To reduce this inequality, Chilean universities have encouraged female participation in the processes of admission to engineering careers, including the University of Chile, Catholic University, Universidad Austral, to name just a few.
34% of women enrolled in UC engineering in 2019 / Photo from www.ing.uc.cl
However, a recent study carried out in collaboration by researchers from the Universidad de Chile and Universidad Católica, deepened the interactions between teachers and students in basic and secondary education, confirming that it is the school system itself that moves away Girls from these fields of knowledge.
The results - measured in 43 municipal schools in the Metropolitan Region - showed that girls interact less frequently with their math teacher, which has effects on the motivation, aspirations and performance of the students, contributing to perpetuating the stereotypes of gender.
For Dr. Lorena Ortega, leader of the research, she comments: "This analysis serves to show the teacher their interaction patterns, which often have unconscious biases," he said in a article published on the website of the University of Chile.

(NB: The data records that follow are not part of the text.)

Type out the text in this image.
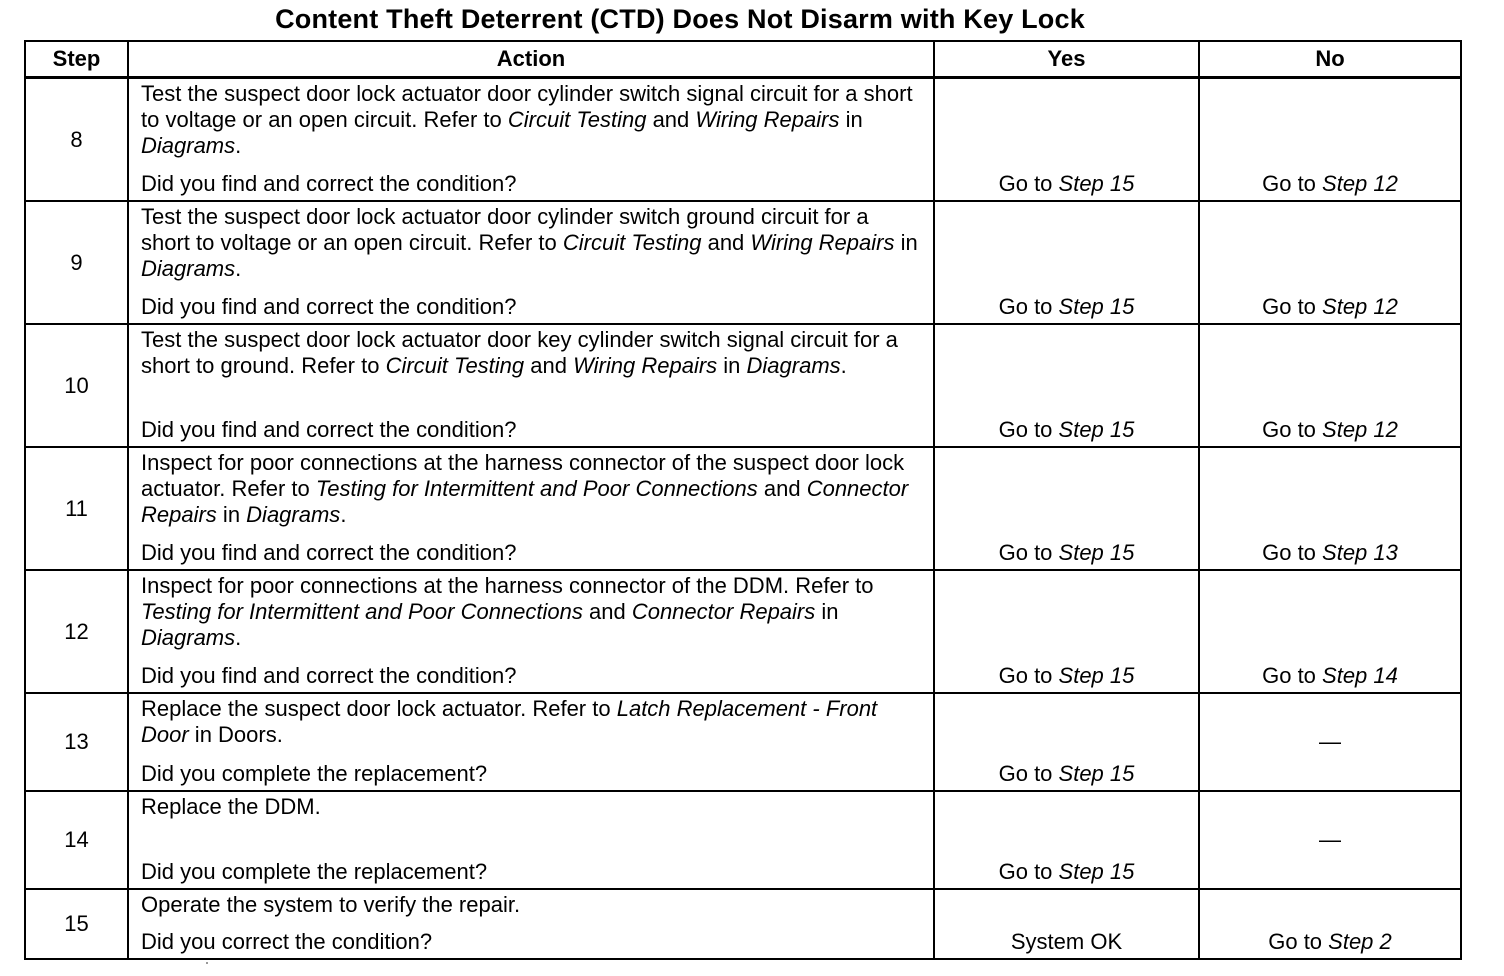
Content Theft Deterrent (CTD) Does Not Disarm with Key Lock
Step	Action	Yes	No
8	Test the suspect door lock actuator door cylinder switch signal circuit for a short to voltage or an open circuit. Refer to Circuit Testing and Wiring Repairs in Diagrams.
Did you find and correct the condition?	Go to Step 15	Go to Step 12

9	Test the suspect door lock actuator door cylinder switch ground circuit for a short to voltage or an open circuit. Refer to Circuit Testing and Wiring Repairs in Diagrams.
Did you find and correct the condition?	Go to Step 15	Go to Step 12

10	Test the suspect door lock actuator door key cylinder switch signal circuit for a short to ground. Refer to Circuit Testing and Wiring Repairs in Diagrams.
Did you find and correct the condition?	Go to Step 15	Go to Step 12

11	Inspect for poor connections at the harness connector of the suspect door lock actuator. Refer to Testing for Intermittent and Poor Connections and Connector Repairs in Diagrams.
Did you find and correct the condition?	Go to Step 15	Go to Step 13

12	Inspect for poor connections at the harness connector of the DDM. Refer to Testing for Intermittent and Poor Connections and Connector Repairs in Diagrams.
Did you find and correct the condition?	Go to Step 15	Go to Step 14

13	Replace the suspect door lock actuator. Refer to Latch Replacement - Front Door in Doors.
Did you complete the replacement?	Go to Step 15	—

14	Replace the DDM.
Did you complete the replacement?	Go to Step 15	—

15	Operate the system to verify the repair.
Did you correct the condition?	System OK	Go to Step 2
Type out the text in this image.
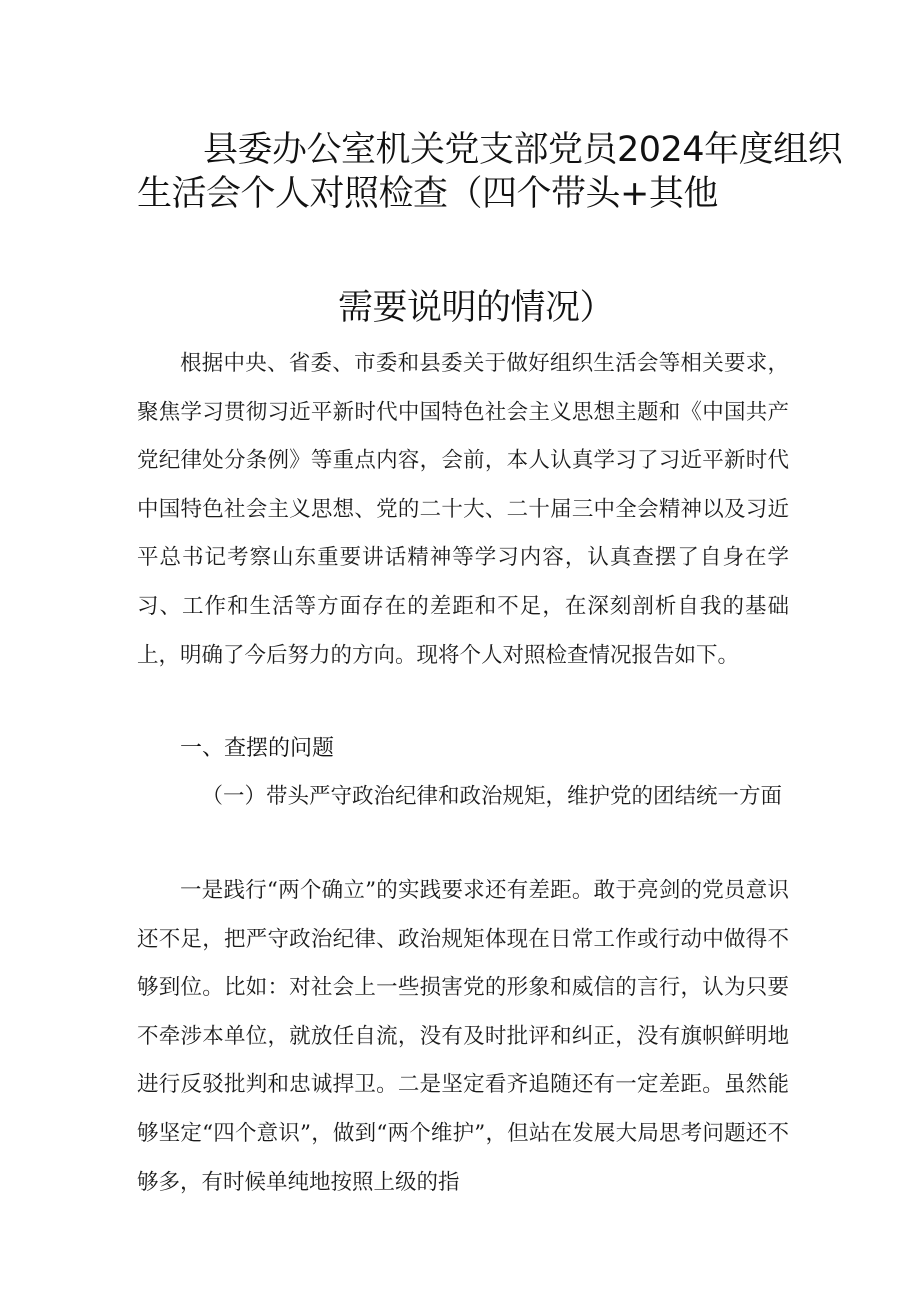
县委办公室机关党支部党员2024年度组织
生活会个人对照检查（四个带头+其他
需要说明的情况）

根据中央、省委、市委和县委关于做好组织生活会等相关要求，聚焦学习贯彻习近平新时代中国特色社会主义思想主题和《中国共产党纪律处分条例》等重点内容，会前，本人认真学习了习近平新时代中国特色社会主义思想、党的二十大、二十届三中全会精神以及习近平总书记考察山东重要讲话精神等学习内容，认真查摆了自身在学习、工作和生活等方面存在的差距和不足，在深刻剖析自我的基础上，明确了今后努力的方向。现将个人对照检查情况报告如下。

一、查摆的问题

（一）带头严守政治纪律和政治规矩，维护党的团结统一方面

一是践行“两个确立”的实践要求还有差距。敢于亮剑的党员意识还不足，把严守政治纪律、政治规矩体现在日常工作或行动中做得不够到位。比如：对社会上一些损害党的形象和威信的言行，认为只要不牵涉本单位，就放任自流，没有及时批评和纠正，没有旗帜鲜明地进行反驳批判和忠诚捍卫。二是坚定看齐追随还有一定差距。虽然能够坚定“四个意识”，做到“两个维护”，但站在发展大局思考问题还不够多，有时候单纯地按照上级的指
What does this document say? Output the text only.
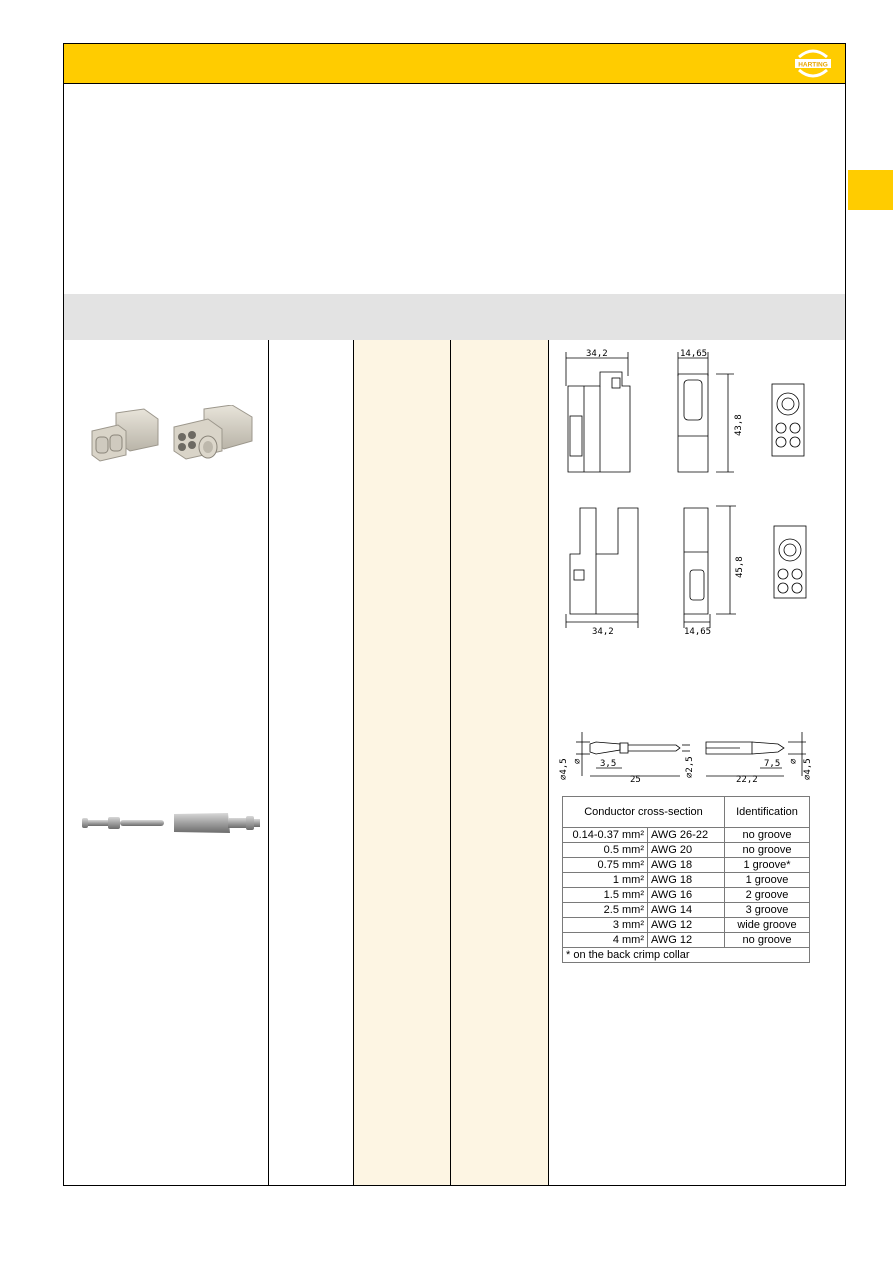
HARTING
34,2	14,65
43,8
34,2	14,65
45,8
∅4,5 ∅ 3,5
25
∅2,5
22,2
7,5 ∅ ∅4,5
Conductor cross-section		Identification
0.14-0.37 mm²	AWG 26-22	no groove
0.5 mm²	AWG 20	no groove
0.75 mm²	AWG 18	1 groove*
1 mm²	AWG 18	1 groove
1.5 mm²	AWG 16	2 groove
2.5 mm²	AWG 14	3 groove
3 mm²	AWG 12	wide groove
4 mm²	AWG 12	no groove
* on the back crimp collar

However, he clarified that, despite the general results, some significantly more inclusive experiences were also found: "This means that the patterns of sexist interactions can be modified and that it is important to learn from those more inclusive classrooms and teachers."

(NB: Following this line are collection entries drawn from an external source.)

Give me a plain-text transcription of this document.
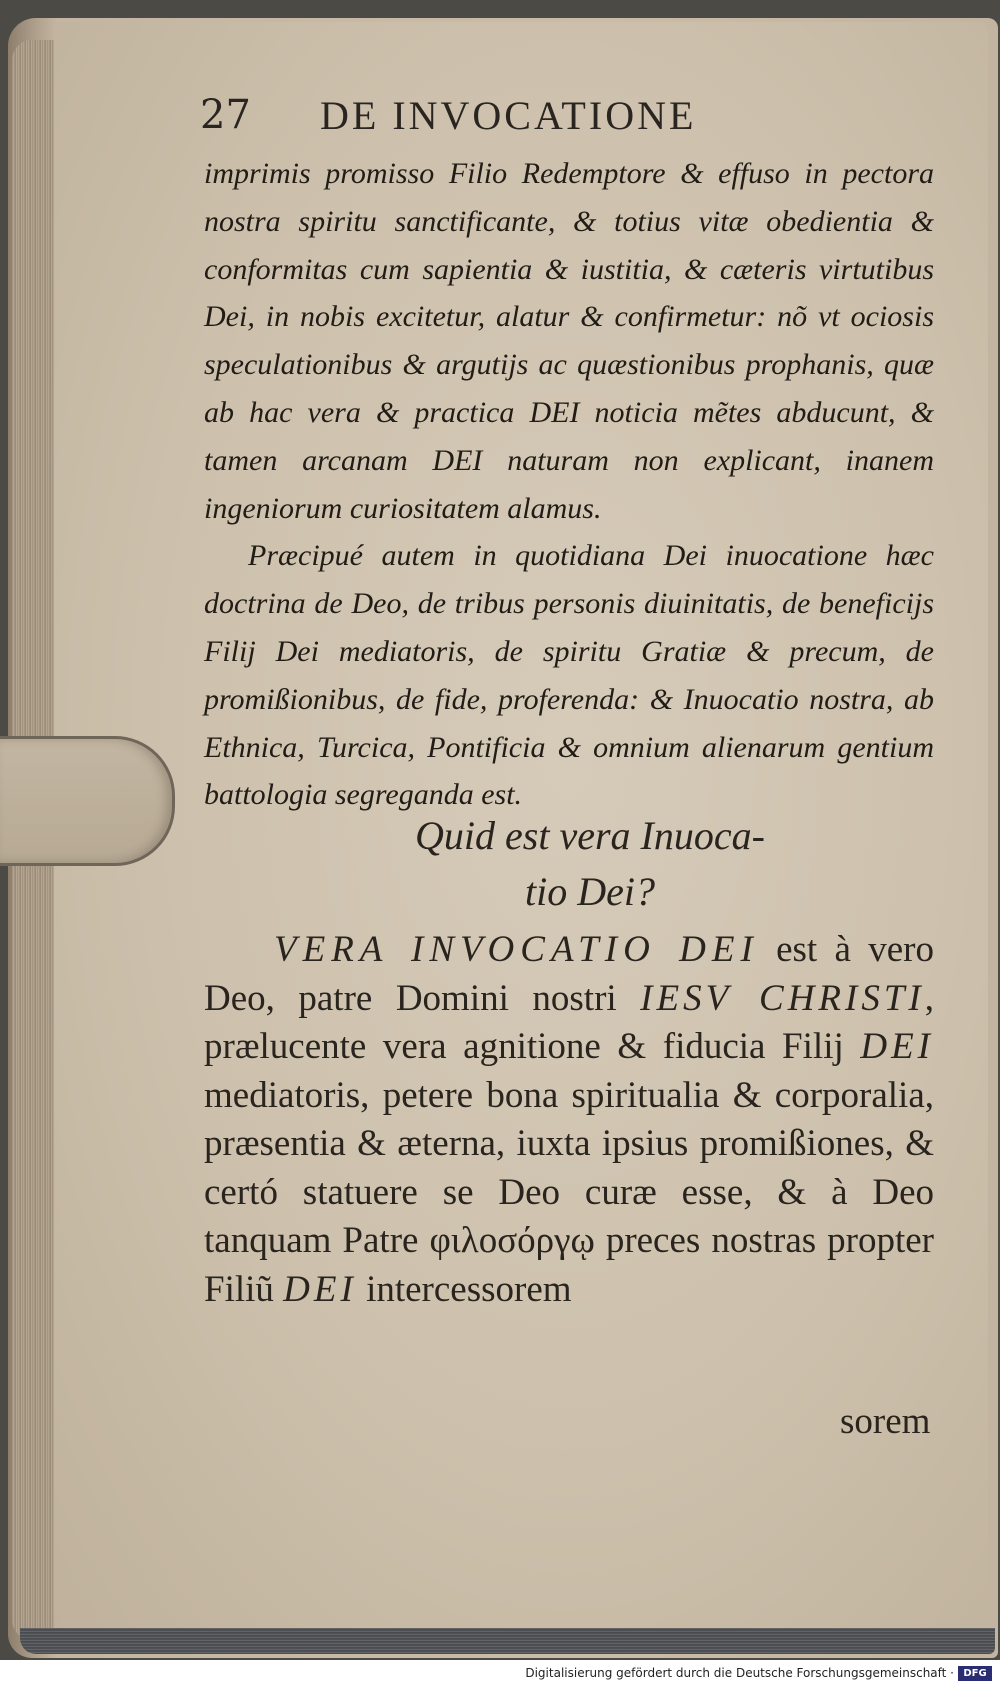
27 DE INVOCATIONE

imprimis promisso Filio Redemptore & effuso in pectora nostra spiritu sanctificante, & totius vitæ obedientia & conformitas cum sapientia & iustitia, & cæteris virtutibus Dei, in nobis excitetur, alatur & confirmetur: nõ vt ociosis speculationibus & argutijs ac quæstionibus prophanis, quæ ab hac vera & practica DEI noticia mẽtes abducunt, & tamen arcanam DEI naturam non explicant, inanem ingeniorum curiositatem alamus.

Præcipué autem in quotidiana Dei inuocatione hæc doctrina de Deo, de tribus personis diuinitatis, de beneficijs Filij Dei mediatoris, de spiritu Gratiæ & precum, de promißionibus, de fide, proferenda: & Inuocatio nostra, ab Ethnica, Turcica, Pontificia & omnium alienarum gentium battologia segreganda est.

Quid est vera Inuoca-
tio Dei?
VERA INVOCATIO DEI est à vero Deo, patre Domini nostri IESV CHRISTI, prælucente vera agnitione & fiducia Filij DEI mediatoris, petere bona spiritualia & corporalia, præsentia & æterna, iuxta ipsius promißiones, & certó statuere se Deo curæ esse, & à Deo tanquam Patre φιλοσόργῳ preces nostras propter Filiũ DEI intercessorem
sorem
Digitalisierung gefördert durch die Deutsche Forschungsgemeinschaft · DFG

Also, in 2017, the journal Science published a disturbing study which warns how women learn to underestimate their own gender from the age of 6. The findings indicate that cultural stereotypes influence early, and with immediate effect, the interests of this age group. Thus, girls begin to avoid activities that are said to be for "really, very intelligent" boys.
To reverse this situation, CommunityWomen Y Girls In Tech Chile, two civil society organizations and members of the Colunga network, work intensely with the aim of modifying this reality and bringing girls closer to science and technology.

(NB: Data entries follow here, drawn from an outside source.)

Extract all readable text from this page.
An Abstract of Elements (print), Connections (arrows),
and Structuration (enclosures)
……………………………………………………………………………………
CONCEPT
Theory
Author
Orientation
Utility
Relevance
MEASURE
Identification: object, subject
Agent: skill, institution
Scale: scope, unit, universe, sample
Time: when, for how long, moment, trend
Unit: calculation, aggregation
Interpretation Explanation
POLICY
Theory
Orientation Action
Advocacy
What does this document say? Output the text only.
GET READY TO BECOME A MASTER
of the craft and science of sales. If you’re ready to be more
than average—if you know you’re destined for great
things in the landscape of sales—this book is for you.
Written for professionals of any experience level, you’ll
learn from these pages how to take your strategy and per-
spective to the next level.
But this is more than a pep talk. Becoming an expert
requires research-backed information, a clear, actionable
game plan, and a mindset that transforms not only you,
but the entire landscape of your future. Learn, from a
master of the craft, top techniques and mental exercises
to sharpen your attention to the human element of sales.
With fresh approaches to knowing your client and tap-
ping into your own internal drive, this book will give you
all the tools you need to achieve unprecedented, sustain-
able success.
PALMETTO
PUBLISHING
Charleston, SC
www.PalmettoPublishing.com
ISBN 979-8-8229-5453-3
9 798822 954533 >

Ingenious Girls In Tech Chile Program / Photograph taken from Qué Pasa Magazine
Girls In Tech Chile, through the program Ingenious, promotes the vocation of girls towards science and technology, through workshops taught in different cities of the country, reaching two thousand beneficiaries.
For its part, ComunidadMujer with its campaign Girls can, formulates proposals for the advancement in greater conditions of gender equality in education and generate actions that promote greater motivation and participation of girls and women in the careers of the areas of science, technology, engineering and mathematics.